Whitework embroidered blouse partly unbuttoned to form soft revers

Whitework embroidered blouse unbuttoned to give draped revers

I started with wanting to decorate the double breasted front of a confederate style blouse I had designed. Doodlings on paper produced the rough idea of what you see in the photographs. I could have achieved this in any number of quicker stitches, like chain or stem stitches,  but I longed for the sheen of the smooth embroidery thread on the slightly knobbly silk crepe de chine and the way it caught the light.  This contrast of textures always seems one of the most luscious aspects of whitework to me and in its execution there was something liberating about letting the width of the line vary as you sew.
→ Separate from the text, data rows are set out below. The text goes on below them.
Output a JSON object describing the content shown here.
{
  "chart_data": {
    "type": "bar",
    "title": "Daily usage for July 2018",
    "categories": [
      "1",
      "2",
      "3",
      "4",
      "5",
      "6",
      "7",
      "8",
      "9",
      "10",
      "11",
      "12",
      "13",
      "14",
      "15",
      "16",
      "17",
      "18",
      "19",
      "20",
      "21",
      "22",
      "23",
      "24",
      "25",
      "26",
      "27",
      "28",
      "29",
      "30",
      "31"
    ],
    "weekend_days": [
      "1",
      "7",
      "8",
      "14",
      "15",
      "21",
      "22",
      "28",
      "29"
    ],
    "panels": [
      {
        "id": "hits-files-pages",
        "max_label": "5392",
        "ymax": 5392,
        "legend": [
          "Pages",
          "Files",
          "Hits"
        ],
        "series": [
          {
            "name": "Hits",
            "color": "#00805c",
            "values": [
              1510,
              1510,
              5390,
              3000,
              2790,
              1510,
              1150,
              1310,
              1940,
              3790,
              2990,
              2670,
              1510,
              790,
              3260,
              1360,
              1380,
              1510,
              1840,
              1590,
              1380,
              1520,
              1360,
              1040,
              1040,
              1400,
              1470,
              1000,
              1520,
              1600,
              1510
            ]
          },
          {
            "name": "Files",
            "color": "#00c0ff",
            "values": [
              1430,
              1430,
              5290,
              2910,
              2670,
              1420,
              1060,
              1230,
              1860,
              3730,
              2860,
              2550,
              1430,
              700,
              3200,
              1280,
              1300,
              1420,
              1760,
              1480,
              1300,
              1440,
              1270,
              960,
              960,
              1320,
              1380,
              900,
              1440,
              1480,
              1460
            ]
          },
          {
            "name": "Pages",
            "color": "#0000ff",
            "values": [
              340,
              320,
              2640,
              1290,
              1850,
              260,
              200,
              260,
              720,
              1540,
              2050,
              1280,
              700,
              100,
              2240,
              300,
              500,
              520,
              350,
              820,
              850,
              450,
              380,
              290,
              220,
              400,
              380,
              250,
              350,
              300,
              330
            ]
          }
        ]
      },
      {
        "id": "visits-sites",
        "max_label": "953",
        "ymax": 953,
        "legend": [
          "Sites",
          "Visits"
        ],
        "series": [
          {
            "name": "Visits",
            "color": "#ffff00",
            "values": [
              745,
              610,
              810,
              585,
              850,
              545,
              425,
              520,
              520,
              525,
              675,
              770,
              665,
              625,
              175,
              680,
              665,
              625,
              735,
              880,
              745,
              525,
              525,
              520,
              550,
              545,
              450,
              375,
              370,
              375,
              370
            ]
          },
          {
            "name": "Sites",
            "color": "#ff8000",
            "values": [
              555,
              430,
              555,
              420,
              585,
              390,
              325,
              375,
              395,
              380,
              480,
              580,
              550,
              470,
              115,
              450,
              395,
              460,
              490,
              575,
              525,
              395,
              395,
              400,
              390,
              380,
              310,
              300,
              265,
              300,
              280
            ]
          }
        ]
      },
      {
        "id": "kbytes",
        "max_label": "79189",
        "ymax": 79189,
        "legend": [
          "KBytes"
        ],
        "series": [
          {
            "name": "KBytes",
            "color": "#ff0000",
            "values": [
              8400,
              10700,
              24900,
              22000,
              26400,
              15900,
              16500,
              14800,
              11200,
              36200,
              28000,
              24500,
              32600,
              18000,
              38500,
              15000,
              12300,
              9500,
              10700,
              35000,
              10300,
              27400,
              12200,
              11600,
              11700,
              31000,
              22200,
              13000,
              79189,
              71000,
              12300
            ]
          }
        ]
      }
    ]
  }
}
Initially I drew a single line, with pencil never leaving the fabric, until it wound into the middle of the rectangle of fabric like a wonky, curvy Greek key design. Using this as the bottom line of satin stitch, I varied its width as seemed pleasing as I went along. This was very satisfying and, by the time I’d embroidered the front and two sleeves,  pretty good for my satin stitch technique.

Whitework embroidered blouse: front detail

I refer to this design as ‘bird’s eye and feather’ but this idea of  single, convoluted, continuous line  has a splendid Greek pedigree in the meandros or meander motif. Not only does this refer to the curving course of the famous river of the same name in Asia Minor (and hence it has become the  correct geomorphological term for any river of mature years)  but it also is a reference back to linear representations of the labyrinth said to be sited beneath King Minos’s Palace at Knossos on Crete, and  at the centre of which was the Minotaur. Daedalus, it is said, constructed this complex with such a degree of sophistication that he himself almost failed to find his way out.

Whitework embroidered blouse: detail of design

Curiously literary allusions suggest this was a maze rather than a labyrinth. A maze has multiple pathways with multiple choices to be made along a complicated route, whereas a labyrinth, like the meander motif has only one path which leads inevitably to the centre. This puzzle of finding and killing the Minotaur, was only solved by Theseus with the help of Ariadne and her practical wisdom. The skein of thread she gave him enabled him to track his way through the maze and see where he had already been. It is wonderful to be able to link this story back to domestic roots through the use of such a ubiquitous household item as the the skein of thread/hank of wool/ball of string.  It is even more pleasing to discover that a ball of thread was also known as a ‘clew’,  from which the word ‘clue’ is derived. Perhaps this is why women are such prolific and successful crime writers

Whitework embroidered blouse: sleeve detail

Whitework embroidered blouse: sleeve detail

The blouse was made in in silk;  crepe de chine  fabric, fine silk thread for the seams, etc and buttonhole silk for the embroidery. Buttons are mother-of-pearl.